Ana Milena Prada, de la UNGRD, y Jorge Escobar, de Humedales Bogotá, concuerdan en que hubo fallos en la respuesta del distrito ante la situación, en particular en no haber aprovechado la época de sequía a comienzos del año para limpiar las cañerías del lugar. Prada agrega que un sistema de monitoreo constante y en tiempo real de las precipitaciones —un asunto entorpecido por la falta de presupuesto a las entidades que se encargan de esa tarea— permitiría generar alertas tempranas efectivas y avisarles a las y los ciudadanos que el nivel del agua está subiendo y cerrar vías de manera preventiva. Sin embargo, ambos apuntan a una solución mayor, más difícil, casi una reparación histórica: ordenar el territorio en torno al agua. Un ordenamiento, además, adaptado a la variabilidad climática y al cambio climático.

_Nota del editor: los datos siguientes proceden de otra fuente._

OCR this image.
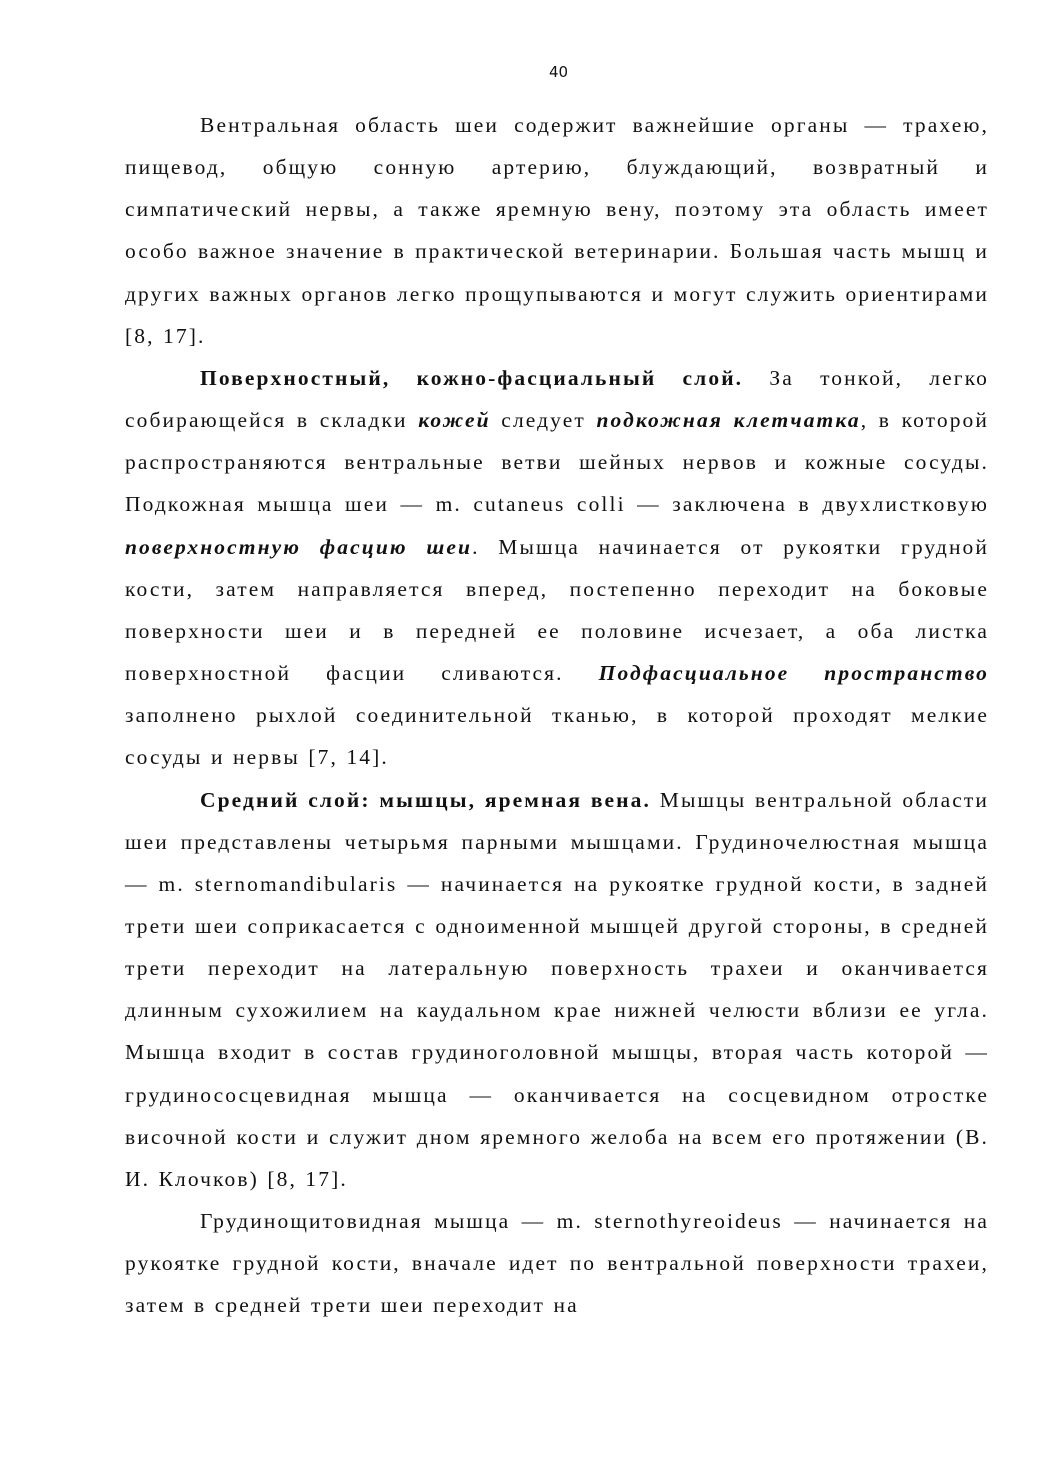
40

Вентральная область шеи содержит важнейшие органы — трахею, пищевод, общую сонную артерию, блуждающий, возвратный и симпатический нервы, а также яремную вену, поэтому эта область имеет особо важное значение в практической ветеринарии. Большая часть мышц и других важных органов легко прощупываются и могут служить ориентирами [8, 17].

Поверхностный, кожно-фасциальный слой. За тонкой, легко собирающейся в складки кожей следует подкожная клетчатка, в которой распространяются вентральные ветви шейных нервов и кожные сосуды. Подкожная мышца шеи — m. cutaneus colli — заключена в двухлистковую поверхностную фасцию шеи. Мышца начинается от рукоятки грудной кости, затем направляется вперед, постепенно переходит на боковые поверхности шеи и в передней ее половине исчезает, а оба листка поверхностной фасции сливаются. Подфасциальное пространство заполнено рыхлой соединительной тканью, в которой проходят мелкие сосуды и нервы [7, 14].

Средний слой: мышцы, яремная вена. Мышцы вентральной области шеи представлены четырьмя парными мышцами. Грудиночелюстная мышца — m. sternomandibularis — начинается на рукоятке грудной кости, в задней трети шеи соприкасается с одноименной мышцей другой стороны, в средней трети переходит на латеральную поверхность трахеи и оканчивается длинным сухожилием на каудальном крае нижней челюсти вблизи ее угла. Мышца входит в состав грудиноголовной мышцы, вторая часть которой — грудинососцевидная мышца — оканчивается на сосцевидном отростке височной кости и служит дном яремного желоба на всем его протяжении (В. И. Клочков) [8, 17].

Грудинощитовидная мышца — m. sternothyreoideus — начинается на рукоятке грудной кости, вначале идет по вентральной поверхности трахеи, затем в средней трети шеи переходит на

“En esta ciudad el modelo de ordenamiento territorial jamás se planificó con el agua en el centro, sino con el sector inmobiliario en el centro. Se prioriza el lucro, el cemento, el carro y el individualismo sin soluciones basadas en la naturaleza; sin adaptarse a los ciclos del agua en lugar de controlarlos. Los relictos de humedales están ahogados. Nuestra estructura ecológica principal está ahogada y no hay conectividad ecosistémica porque meten tubos y conectan el agua, pero eso desborda la infraestructura cuando la lluvia sobrepasa la normalidad. Es lo que ha pasado en Bogotá y es lo que va a seguir pasando”, dice Prada.

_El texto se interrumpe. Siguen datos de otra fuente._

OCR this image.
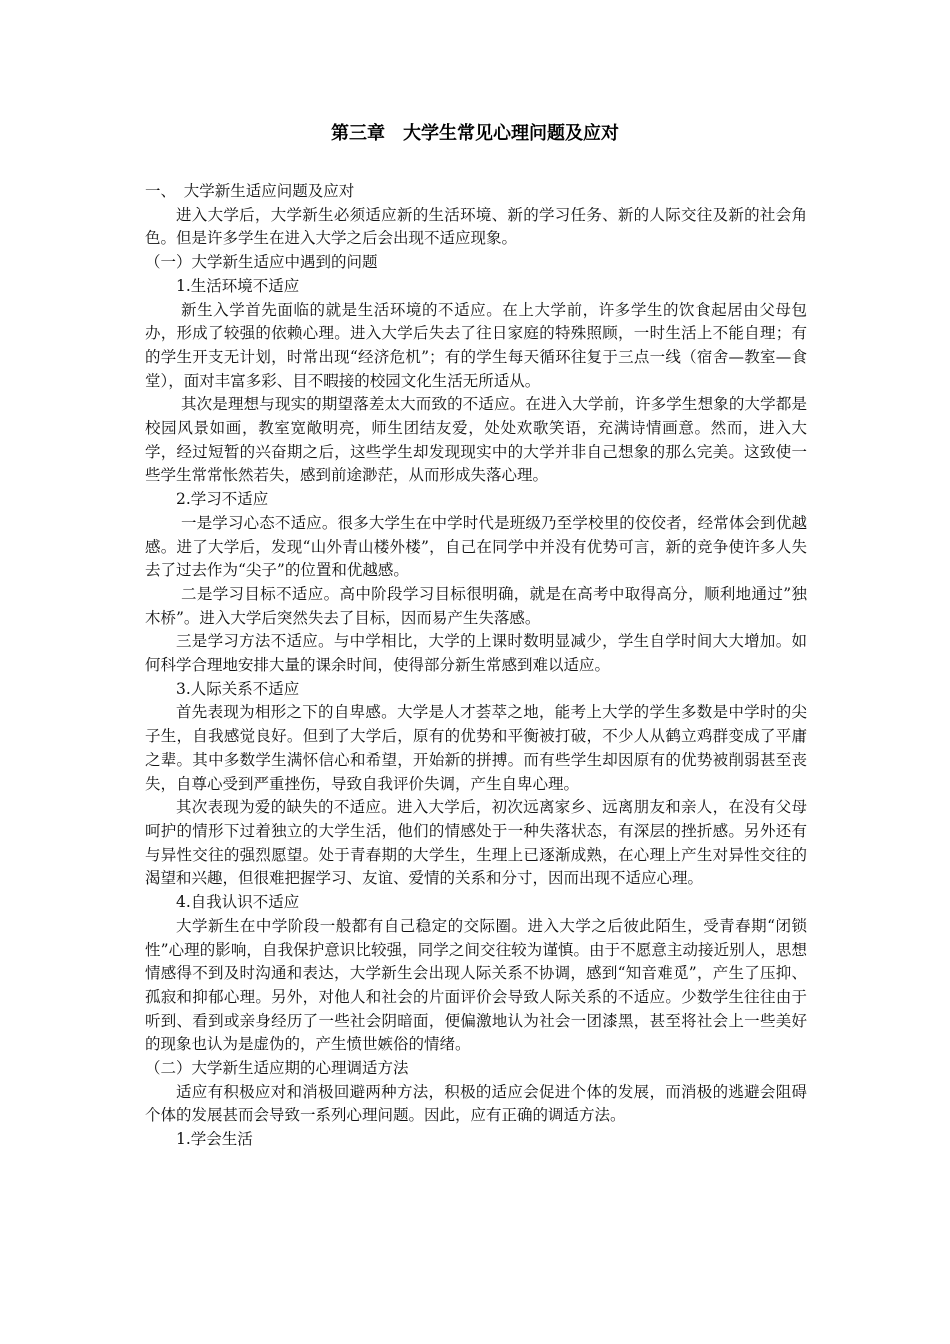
第三章　大学生常见心理问题及应对

一、　大学新生适应问题及应对

进入大学后，大学新生必须适应新的生活环境、新的学习任务、新的人际交往及新的社会角色。但是许多学生在进入大学之后会出现不适应现象。

（一）大学新生适应中遇到的问题

1.生活环境不适应

新生入学首先面临的就是生活环境的不适应。在上大学前，许多学生的饮食起居由父母包办，形成了较强的依赖心理。进入大学后失去了往日家庭的特殊照顾，一时生活上不能自理；有的学生开支无计划，时常出现“经济危机”；有的学生每天循环往复于三点一线（宿舍—教室—食堂），面对丰富多彩、目不暇接的校园文化生活无所适从。

其次是理想与现实的期望落差太大而致的不适应。在进入大学前，许多学生想象的大学都是校园风景如画，教室宽敞明亮，师生团结友爱，处处欢歌笑语，充满诗情画意。然而，进入大学，经过短暂的兴奋期之后，这些学生却发现现实中的大学并非自己想象的那么完美。这致使一些学生常常怅然若失，感到前途渺茫，从而形成失落心理。

2.学习不适应

一是学习心态不适应。很多大学生在中学时代是班级乃至学校里的佼佼者，经常体会到优越感。进了大学后，发现“山外青山楼外楼”，自己在同学中并没有优势可言，新的竞争使许多人失去了过去作为“尖子”的位置和优越感。

二是学习目标不适应。高中阶段学习目标很明确，就是在高考中取得高分，顺利地通过”独木桥”。进入大学后突然失去了目标，因而易产生失落感。

三是学习方法不适应。与中学相比，大学的上课时数明显减少，学生自学时间大大增加。如何科学合理地安排大量的课余时间，使得部分新生常感到难以适应。

3.人际关系不适应

首先表现为相形之下的自卑感。大学是人才荟萃之地，能考上大学的学生多数是中学时的尖子生，自我感觉良好。但到了大学后，原有的优势和平衡被打破，不少人从鹤立鸡群变成了平庸之辈。其中多数学生满怀信心和希望，开始新的拼搏。而有些学生却因原有的优势被削弱甚至丧失，自尊心受到严重挫伤，导致自我评价失调，产生自卑心理。

其次表现为爱的缺失的不适应。进入大学后，初次远离家乡、远离朋友和亲人，在没有父母呵护的情形下过着独立的大学生活，他们的情感处于一种失落状态，有深层的挫折感。另外还有与异性交往的强烈愿望。处于青春期的大学生，生理上已逐渐成熟，在心理上产生对异性交往的渴望和兴趣，但很难把握学习、友谊、爱情的关系和分寸，因而出现不适应心理。

4.自我认识不适应

大学新生在中学阶段一般都有自己稳定的交际圈。进入大学之后彼此陌生，受青春期“闭锁性”心理的影响，自我保护意识比较强，同学之间交往较为谨慎。由于不愿意主动接近别人，思想情感得不到及时沟通和表达，大学新生会出现人际关系不协调，感到“知音难觅”，产生了压抑、孤寂和抑郁心理。另外，对他人和社会的片面评价会导致人际关系的不适应。少数学生往往由于听到、看到或亲身经历了一些社会阴暗面，便偏激地认为社会一团漆黑，甚至将社会上一些美好的现象也认为是虚伪的，产生愤世嫉俗的情绪。

（二）大学新生适应期的心理调适方法

适应有积极应对和消极回避两种方法，积极的适应会促进个体的发展，而消极的逃避会阻碍个体的发展甚而会导致一系列心理问题。因此，应有正确的调适方法。

1.学会生活
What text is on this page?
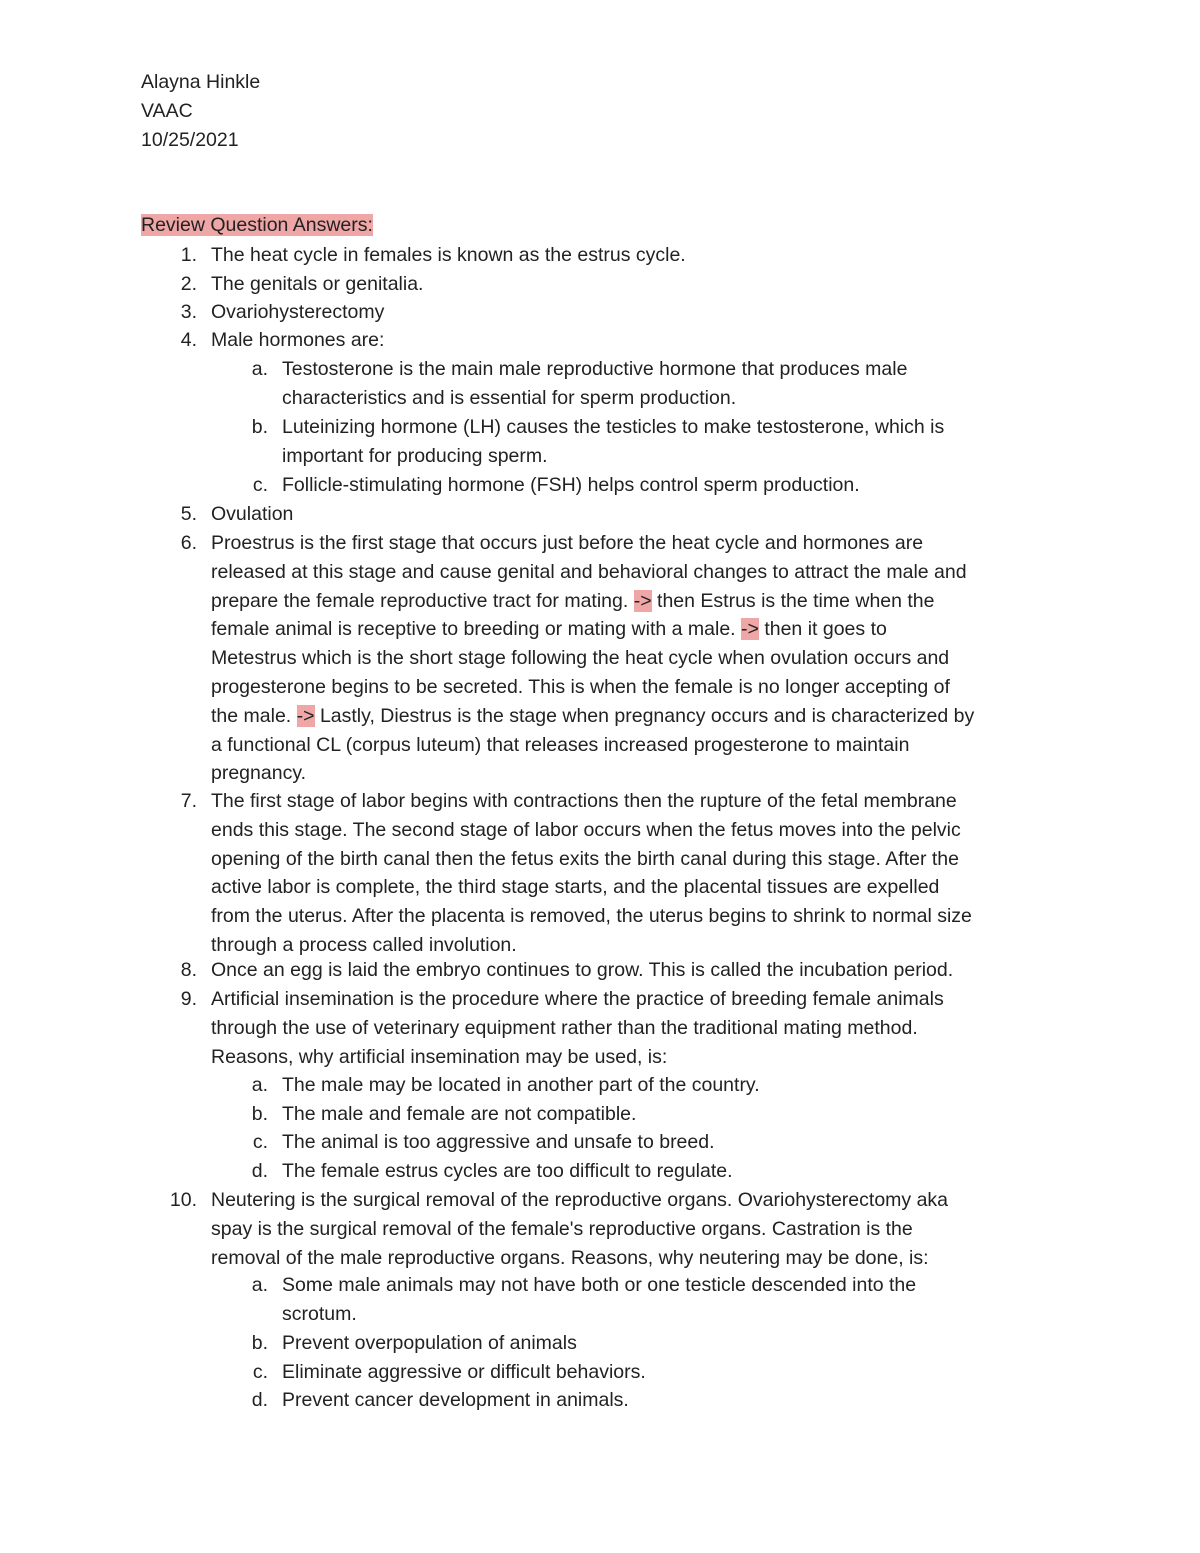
Alayna Hinkle
VAAC
10/25/2021
Review Question Answers:
1. The heat cycle in females is known as the estrus cycle.
2. The genitals or genitalia.
3. Ovariohysterectomy
4. Male hormones are:
a. Testosterone is the main male reproductive hormone that produces male
characteristics and is essential for sperm production.
b. Luteinizing hormone (LH) causes the testicles to make testosterone, which is
important for producing sperm.
c. Follicle-stimulating hormone (FSH) helps control sperm production.
5. Ovulation
6. Proestrus is the first stage that occurs just before the heat cycle and hormones are
released at this stage and cause genital and behavioral changes to attract the male and
prepare the female reproductive tract for mating. -> then Estrus is the time when the
female animal is receptive to breeding or mating with a male. -> then it goes to
Metestrus which is the short stage following the heat cycle when ovulation occurs and
progesterone begins to be secreted. This is when the female is no longer accepting of
the male. -> Lastly, Diestrus is the stage when pregnancy occurs and is characterized by
a functional CL (corpus luteum) that releases increased progesterone to maintain
pregnancy.
7. The first stage of labor begins with contractions then the rupture of the fetal membrane
ends this stage. The second stage of labor occurs when the fetus moves into the pelvic
opening of the birth canal then the fetus exits the birth canal during this stage. After the
active labor is complete, the third stage starts, and the placental tissues are expelled
from the uterus. After the placenta is removed, the uterus begins to shrink to normal size
through a process called involution.
8. Once an egg is laid the embryo continues to grow. This is called the incubation period.
9. Artificial insemination is the procedure where the practice of breeding female animals
through the use of veterinary equipment rather than the traditional mating method.
Reasons, why artificial insemination may be used, is:
a. The male may be located in another part of the country.
b. The male and female are not compatible.
c. The animal is too aggressive and unsafe to breed.
d. The female estrus cycles are too difficult to regulate.
10. Neutering is the surgical removal of the reproductive organs. Ovariohysterectomy aka
spay is the surgical removal of the female's reproductive organs. Castration is the
removal of the male reproductive organs. Reasons, why neutering may be done, is:
a. Some male animals may not have both or one testicle descended into the
scrotum.
b. Prevent overpopulation of animals
c. Eliminate aggressive or difficult behaviors.
d. Prevent cancer development in animals.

Según cifras del IDIGER tomadas del Sistema de Información para la Gestión del Riesgo y Cambio Climático (SIRE), el mayor número de eventos asociados a inundaciones en la ciudad en los últimos 20 años se registró en 2011. Fue a causa del fenómeno de La Niña y entonces, al igual que históricamente, las localidades más afectadas fueron Suba, Usaquén, Kennedy y Engativá. Ese año un 95% de la Universidad de La Sabana, ubicada en el borde norte de Bogotá, se inundó.
Hoy continúa lloviendo.
Llegamos a Tabio, vacío y gélido, pasadas las 11 de la noche. Mi madre y yo esperamos en una estación de gasolina a un conocido que prometió traernos a Bogotá por la vía que sale a la calle 80. Las otras tres pasajeras y el conductor se quedaron en Cajicá y Tenjo, donde trabajan y viven. El carro de nuestro conocido nos llevó, con la calefacción muy alta, en medio del paisaje sombrío, húmedo y ya solitario, a la casa de mi madre y a la mía. Era la una de la madrugada cuando entré.